Naturalmente que a competição é muito importante para a indústria do cinema americano. Os prêmios são argumentos de venda dos filmes, e eram fundamentais quando o mercado era composto praticamente por distribuidores internacionais, redes de TV e o, na época, incipiente mercado de home vídeo. Contudo eles pouco ou nada refletem a qualidade dos filmes. A criatividade, o talento e a capacidade de contar uma história e emocionar plateias é o que realmente conta.
Nem mesmo Steven Spielberg é infalível. Seu projeto seguinte, a comédia “1941 – Uma guerra muito louca” foi um fracasso de público e crítica. O que prova que nem sempre um orçamento polpudo, grandes estrelas e um diretor e ascensão são a fórmula certeira de sucesso. O filme fez com que Spielberg desse um passo atrás e focasse naquele gênero que ele fazia como ninguém – o filme de aventura.
Em 1981, em parceria com George Lucas, este como produtor e Spielberg como realizador, chegou às telas do mundo todo o delicioso “Caçadores da Arca Perdida” (Raiders of the Lost Ark), o filme-evento daquele verão, que também se tornou um clássico do cinema e ícone da cultura pop ao introduzir o personagem de Indiana Jones. É um filme que homenageia os seriados de aventuras dos anos 30, uma paixão de George Lucas.
Desde 1975 os verões nunca foram mais os mesmos para a indústria e para o público do cinema. A cada ano Hollywood vem guardando seus potenciais sucessos comerciais e filmes para o público jovem para lançamento no verão. Tem sido assim com os filmes de aventuras, ação, super-heróis, ficando os filmes “sérios” para o fim do ano, visando a temporada de premiações.

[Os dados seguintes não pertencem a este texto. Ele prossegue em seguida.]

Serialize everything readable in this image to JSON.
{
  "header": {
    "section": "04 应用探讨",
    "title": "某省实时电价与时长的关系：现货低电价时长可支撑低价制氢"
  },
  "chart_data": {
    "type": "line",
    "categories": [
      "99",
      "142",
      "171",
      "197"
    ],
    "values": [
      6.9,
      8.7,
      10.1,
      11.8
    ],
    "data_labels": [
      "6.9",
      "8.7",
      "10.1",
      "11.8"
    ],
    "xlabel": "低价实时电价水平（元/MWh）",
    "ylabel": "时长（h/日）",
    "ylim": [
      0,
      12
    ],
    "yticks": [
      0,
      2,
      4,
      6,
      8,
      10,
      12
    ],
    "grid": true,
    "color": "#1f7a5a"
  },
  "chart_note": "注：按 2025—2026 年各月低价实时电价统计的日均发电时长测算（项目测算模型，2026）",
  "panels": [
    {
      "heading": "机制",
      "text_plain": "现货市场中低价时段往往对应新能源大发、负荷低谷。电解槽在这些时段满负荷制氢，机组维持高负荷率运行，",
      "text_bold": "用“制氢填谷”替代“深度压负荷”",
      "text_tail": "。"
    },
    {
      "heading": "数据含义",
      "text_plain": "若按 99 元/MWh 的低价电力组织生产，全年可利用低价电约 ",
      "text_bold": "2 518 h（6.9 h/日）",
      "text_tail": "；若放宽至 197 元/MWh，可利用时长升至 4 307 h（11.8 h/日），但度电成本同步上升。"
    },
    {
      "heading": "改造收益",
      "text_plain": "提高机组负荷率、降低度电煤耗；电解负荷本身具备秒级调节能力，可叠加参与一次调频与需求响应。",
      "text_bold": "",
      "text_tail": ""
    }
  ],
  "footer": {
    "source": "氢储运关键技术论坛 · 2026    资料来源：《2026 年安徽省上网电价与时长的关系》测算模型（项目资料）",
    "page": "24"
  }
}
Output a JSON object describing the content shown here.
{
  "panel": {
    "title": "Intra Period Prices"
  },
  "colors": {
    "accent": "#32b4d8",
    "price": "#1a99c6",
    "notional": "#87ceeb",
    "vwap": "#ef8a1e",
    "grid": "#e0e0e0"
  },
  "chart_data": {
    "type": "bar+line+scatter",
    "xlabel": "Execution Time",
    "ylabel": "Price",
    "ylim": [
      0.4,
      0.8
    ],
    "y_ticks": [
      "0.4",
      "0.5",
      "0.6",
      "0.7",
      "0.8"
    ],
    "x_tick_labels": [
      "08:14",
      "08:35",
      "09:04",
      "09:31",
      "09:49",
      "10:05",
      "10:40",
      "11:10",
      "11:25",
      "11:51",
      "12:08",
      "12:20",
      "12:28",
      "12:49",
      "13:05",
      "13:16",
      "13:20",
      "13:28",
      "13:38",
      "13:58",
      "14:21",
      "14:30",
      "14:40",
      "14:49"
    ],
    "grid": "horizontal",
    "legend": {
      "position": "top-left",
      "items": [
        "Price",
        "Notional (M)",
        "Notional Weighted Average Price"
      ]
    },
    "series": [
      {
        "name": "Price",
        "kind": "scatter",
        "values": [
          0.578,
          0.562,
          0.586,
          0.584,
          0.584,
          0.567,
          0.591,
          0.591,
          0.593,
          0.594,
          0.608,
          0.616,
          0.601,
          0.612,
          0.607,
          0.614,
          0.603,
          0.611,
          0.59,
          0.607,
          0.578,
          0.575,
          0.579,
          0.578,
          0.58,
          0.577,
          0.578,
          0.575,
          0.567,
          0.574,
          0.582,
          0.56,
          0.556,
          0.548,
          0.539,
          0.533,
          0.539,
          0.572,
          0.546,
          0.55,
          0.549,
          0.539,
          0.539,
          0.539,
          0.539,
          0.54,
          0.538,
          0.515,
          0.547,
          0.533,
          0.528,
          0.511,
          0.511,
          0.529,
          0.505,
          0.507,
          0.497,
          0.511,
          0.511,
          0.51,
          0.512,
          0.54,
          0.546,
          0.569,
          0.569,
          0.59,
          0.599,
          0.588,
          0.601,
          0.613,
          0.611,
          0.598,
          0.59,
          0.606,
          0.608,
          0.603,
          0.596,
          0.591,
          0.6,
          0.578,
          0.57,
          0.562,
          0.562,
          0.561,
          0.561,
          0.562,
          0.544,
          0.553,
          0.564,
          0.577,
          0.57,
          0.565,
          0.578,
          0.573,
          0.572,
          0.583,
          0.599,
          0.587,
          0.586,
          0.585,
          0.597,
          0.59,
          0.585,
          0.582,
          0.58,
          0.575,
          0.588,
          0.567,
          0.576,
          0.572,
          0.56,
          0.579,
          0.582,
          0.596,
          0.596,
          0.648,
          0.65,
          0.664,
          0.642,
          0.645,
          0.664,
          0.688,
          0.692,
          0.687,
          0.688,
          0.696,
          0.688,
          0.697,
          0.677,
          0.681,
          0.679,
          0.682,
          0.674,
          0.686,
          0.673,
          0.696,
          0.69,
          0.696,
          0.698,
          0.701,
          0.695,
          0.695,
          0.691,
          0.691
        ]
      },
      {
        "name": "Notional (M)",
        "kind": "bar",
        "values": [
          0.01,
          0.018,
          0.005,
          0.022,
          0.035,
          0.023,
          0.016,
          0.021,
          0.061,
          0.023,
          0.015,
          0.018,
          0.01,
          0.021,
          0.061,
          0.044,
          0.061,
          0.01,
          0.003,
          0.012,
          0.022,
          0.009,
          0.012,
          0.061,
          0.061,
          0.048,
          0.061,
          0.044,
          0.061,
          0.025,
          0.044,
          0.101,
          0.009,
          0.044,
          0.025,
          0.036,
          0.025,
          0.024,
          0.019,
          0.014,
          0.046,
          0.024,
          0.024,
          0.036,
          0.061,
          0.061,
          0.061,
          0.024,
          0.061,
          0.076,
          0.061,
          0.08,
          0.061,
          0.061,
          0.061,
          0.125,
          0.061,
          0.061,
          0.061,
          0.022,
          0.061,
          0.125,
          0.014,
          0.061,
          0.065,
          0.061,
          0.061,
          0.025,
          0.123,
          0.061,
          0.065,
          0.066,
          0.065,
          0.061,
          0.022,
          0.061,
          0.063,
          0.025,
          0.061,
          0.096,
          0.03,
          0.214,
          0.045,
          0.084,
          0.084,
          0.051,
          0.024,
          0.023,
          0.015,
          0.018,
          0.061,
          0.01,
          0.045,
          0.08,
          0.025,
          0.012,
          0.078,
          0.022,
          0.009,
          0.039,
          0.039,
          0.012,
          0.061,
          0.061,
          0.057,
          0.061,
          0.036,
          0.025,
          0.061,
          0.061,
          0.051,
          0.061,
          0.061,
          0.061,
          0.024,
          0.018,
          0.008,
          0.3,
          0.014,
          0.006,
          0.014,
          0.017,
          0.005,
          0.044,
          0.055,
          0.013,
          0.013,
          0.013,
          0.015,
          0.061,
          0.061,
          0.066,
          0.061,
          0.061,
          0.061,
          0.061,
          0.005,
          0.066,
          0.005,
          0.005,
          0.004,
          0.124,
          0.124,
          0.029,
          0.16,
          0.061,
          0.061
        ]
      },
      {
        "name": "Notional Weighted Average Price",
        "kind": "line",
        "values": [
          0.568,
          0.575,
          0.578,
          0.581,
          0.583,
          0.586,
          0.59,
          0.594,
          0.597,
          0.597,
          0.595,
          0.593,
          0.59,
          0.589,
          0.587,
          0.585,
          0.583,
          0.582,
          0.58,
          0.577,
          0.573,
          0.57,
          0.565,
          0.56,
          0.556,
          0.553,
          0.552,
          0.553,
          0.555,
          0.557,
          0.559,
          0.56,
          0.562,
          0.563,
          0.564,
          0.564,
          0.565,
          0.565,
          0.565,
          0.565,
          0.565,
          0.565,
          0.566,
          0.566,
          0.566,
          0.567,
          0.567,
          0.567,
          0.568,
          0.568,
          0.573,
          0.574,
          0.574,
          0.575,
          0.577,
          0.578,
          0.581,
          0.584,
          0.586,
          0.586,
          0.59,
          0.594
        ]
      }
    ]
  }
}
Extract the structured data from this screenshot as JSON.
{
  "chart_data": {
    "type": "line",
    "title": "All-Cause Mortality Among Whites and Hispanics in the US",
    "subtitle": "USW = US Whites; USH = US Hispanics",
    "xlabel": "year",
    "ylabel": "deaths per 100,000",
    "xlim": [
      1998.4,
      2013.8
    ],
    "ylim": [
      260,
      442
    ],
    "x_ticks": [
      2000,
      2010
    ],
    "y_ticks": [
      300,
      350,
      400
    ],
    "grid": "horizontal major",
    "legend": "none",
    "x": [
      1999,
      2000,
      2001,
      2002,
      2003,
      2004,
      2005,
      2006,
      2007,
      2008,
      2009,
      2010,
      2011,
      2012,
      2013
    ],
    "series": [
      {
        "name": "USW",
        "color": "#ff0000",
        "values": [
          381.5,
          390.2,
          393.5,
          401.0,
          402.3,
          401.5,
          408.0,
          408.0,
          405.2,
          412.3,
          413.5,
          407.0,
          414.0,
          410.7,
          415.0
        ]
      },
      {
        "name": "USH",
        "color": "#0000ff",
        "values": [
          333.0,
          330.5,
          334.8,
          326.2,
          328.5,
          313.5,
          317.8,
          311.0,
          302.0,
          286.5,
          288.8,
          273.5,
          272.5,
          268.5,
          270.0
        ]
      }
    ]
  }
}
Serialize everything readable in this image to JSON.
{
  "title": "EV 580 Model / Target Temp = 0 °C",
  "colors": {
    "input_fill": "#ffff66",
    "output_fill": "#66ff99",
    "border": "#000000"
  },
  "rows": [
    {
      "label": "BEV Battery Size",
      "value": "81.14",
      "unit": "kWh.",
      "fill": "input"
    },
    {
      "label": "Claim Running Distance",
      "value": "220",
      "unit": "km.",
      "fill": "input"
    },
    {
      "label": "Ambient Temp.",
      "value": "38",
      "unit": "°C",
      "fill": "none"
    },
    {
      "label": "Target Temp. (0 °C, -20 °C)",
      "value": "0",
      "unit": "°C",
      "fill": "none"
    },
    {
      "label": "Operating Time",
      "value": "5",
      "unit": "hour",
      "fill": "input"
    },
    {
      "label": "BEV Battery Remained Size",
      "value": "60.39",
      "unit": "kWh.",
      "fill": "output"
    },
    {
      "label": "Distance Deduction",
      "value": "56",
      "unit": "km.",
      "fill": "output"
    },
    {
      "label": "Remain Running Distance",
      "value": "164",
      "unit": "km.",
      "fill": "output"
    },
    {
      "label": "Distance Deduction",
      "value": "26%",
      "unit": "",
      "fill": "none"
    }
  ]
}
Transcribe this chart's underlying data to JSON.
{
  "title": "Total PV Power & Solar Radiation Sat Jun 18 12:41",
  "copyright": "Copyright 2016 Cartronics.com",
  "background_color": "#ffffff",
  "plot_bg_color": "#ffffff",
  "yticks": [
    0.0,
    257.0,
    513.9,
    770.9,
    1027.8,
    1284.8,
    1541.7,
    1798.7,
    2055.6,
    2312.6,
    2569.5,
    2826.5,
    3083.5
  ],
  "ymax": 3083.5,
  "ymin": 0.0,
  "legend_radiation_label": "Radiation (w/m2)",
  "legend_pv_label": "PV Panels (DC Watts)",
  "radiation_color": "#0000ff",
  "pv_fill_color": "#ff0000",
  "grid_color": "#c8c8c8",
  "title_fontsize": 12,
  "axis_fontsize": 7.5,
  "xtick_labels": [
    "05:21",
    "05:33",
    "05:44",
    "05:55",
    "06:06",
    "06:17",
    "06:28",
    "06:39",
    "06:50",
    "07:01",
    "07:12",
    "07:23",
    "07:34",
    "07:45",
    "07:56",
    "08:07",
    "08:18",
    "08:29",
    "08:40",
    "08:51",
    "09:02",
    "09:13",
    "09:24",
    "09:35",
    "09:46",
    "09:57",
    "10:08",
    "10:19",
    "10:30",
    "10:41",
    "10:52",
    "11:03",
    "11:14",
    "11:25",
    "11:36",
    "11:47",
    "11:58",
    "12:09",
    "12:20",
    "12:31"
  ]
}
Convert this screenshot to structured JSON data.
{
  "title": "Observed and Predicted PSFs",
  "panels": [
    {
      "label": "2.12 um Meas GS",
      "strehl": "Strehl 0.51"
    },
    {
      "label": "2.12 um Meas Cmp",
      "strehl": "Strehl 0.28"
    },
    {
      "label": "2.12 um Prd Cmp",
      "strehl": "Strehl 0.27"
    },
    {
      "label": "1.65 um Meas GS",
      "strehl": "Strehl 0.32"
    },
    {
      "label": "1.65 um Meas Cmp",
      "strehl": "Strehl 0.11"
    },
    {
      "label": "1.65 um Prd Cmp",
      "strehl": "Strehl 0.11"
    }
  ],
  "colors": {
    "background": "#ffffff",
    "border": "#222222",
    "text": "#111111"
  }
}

Spielberg vem seguindo essa receita desde então. Os filmes-evento estão no cerne da carreira desse realizador. Obras como “E.T.”, “Jurassic Park”, e a franquia Indiana Jones deram a Spielberg a reputação de o mais bem-sucedido realizador da história. Isso permitiu a ele também aventurar-se em histórias mais sérias, como “A Lista de Schindler” (Schindler List), “A Cor Púrpura” (The Color Purple), “O Resgate do Soldado Ryan” (Saving Private Ryan), e mais intimistas como o recente autobiográfico “Os Fabelmans” (The Fabelmans).
Spielberg é um realizador à moda antiga, que criou um estilo de direção muito característico, facilmente reconhecível, mantendo uma narrativa bem tradicional, a linearidade, estrutura de 3 atos, planos longos bem elaborados. Ele também é um dos poucos que ainda filma em película e não digital, e valoriza a projeção.
É um alento para os amantes do cinema que ainda haja realizadores empenhados em valorizar seus filmes para a exibição em uma sala escura, a proporcionar a experiência máxima para o espectador. Spielberg é um deles, graças a Deus!
Quanto a mim... eu continuarei a frequentar as salas de cinema, pelo prazer da experiência e pelo respeito aos realizadores e criadores dessa arte. Aguardarei ansiosamente o verão de 2026 e o novo filme-evento “directed by Steven Spielberg”. Com os acordes de John Williams, eu espero.